Instituto Telecom: Regular a Globo e o Facebook

"No momento em que vivemos sob uma enxurrada de notícias mentirosas e a propagação do ódio, não podemos abrir mão de aprofundar o debate sobre a regulação das mídias", afirma a entidade.

Fonte: Instituto Telecom*

Desde 2003, o 17 de outubro é considerado o Dia Nacional de Luta pela Democratização da Comunicação, objetivo pelo qual o Fórum Nacional pela Democratização da Comunicação (FNDC) vem lutando há 30 anos. E, desde 2009, o Instituto Telecom é uma das mais de 500 entidades – entre associações, sindicatos, movimentos sociais, organizações não-governamentais e coletivos – engajadas nessa luta.

Nessas três décadas, o FNDC tem trabalhado alguns parâmetros para medir o nível de democratização da mídia no Brasil.
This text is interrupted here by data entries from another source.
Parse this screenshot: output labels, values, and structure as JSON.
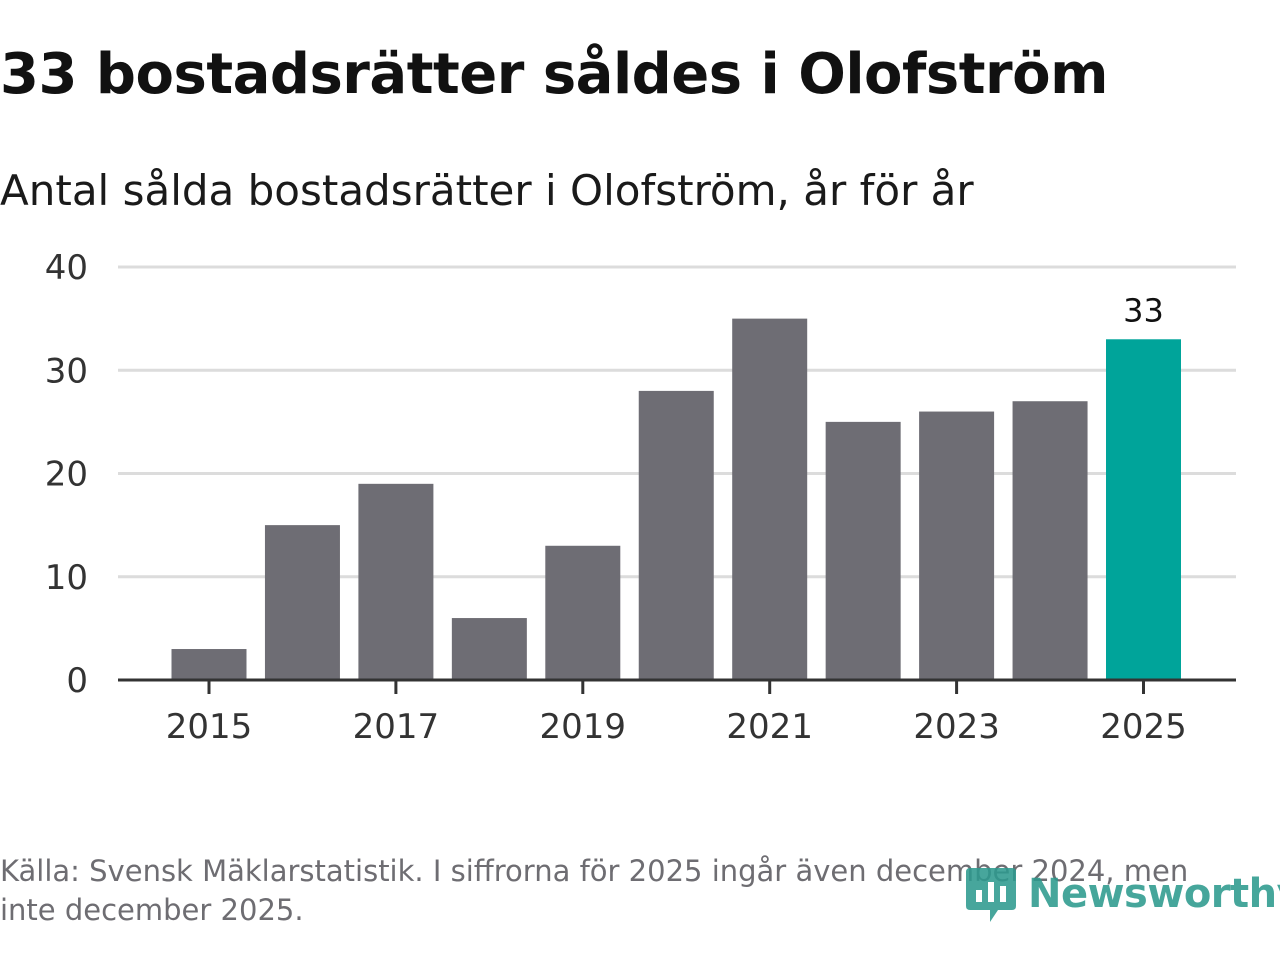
{
  "header": {
    "title": "33 bostadsrätter såldes i Olofström",
    "subtitle": "Antal sålda bostadsrätter i Olofström, år för år"
  },
  "chart_data": {
    "type": "bar",
    "title": "33 bostadsrätter såldes i Olofström",
    "subtitle": "Antal sålda bostadsrätter i Olofström, år för år",
    "xlabel": "",
    "ylabel": "",
    "categories": [
      "2015",
      "2016",
      "2017",
      "2018",
      "2019",
      "2020",
      "2021",
      "2022",
      "2023",
      "2024",
      "2025"
    ],
    "values": [
      3,
      15,
      19,
      6,
      13,
      28,
      35,
      25,
      26,
      27,
      33
    ],
    "x_tick_labels": [
      "2015",
      "2017",
      "2019",
      "2021",
      "2023",
      "2025"
    ],
    "y_ticks": [
      "0",
      "10",
      "20",
      "30",
      "40"
    ],
    "ylim": [
      0,
      40
    ],
    "grid": true,
    "highlight": {
      "category": "2025",
      "label": "33"
    },
    "colors": {
      "bar": "#6e6d74",
      "highlight": "#00a49a",
      "grid": "#dcdcdc",
      "axis": "#333333"
    }
  },
  "footer": {
    "source": "Källa: Svensk Mäklarstatistik. I siffrorna för 2025 ingår även december 2024, men inte december 2025.",
    "logo_text": "Newsworthy",
    "logo_icon": "newsworthy-chart-bubble-icon",
    "logo_color": "#2d9a8e"
  }
}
  1. Concentração – Somente 11 famílias, concentradas em seis grupos empresarias, controlam 70% da mídia brasileira. Desse total, apenas 5 famílias controlam metade dos 50 veículos de comunicação com maior audiência. Um desses veículos é a Globo.
  2. Controle da mídia – Quem detém o controle da mídia detém o poder de influência sobre a população, poderes e instituições. Os empresários de mídia são os porta-vozes dos interesses privados.
  3. Monopólio e Oligopólio – Proibidos pela Constituição Federal, em seu Artigo 20, parágrafo 5º, os monopólios e oligopólios da mídia brasileira são resultado da propriedade cruzada de emissoras de rádio e TV, revistas e jornais de notícias. A Globo é um exemplo de propriedade cruzada: TV Globo, rádio Globo e CBN, Jornal O Globo, canais Globosat etc.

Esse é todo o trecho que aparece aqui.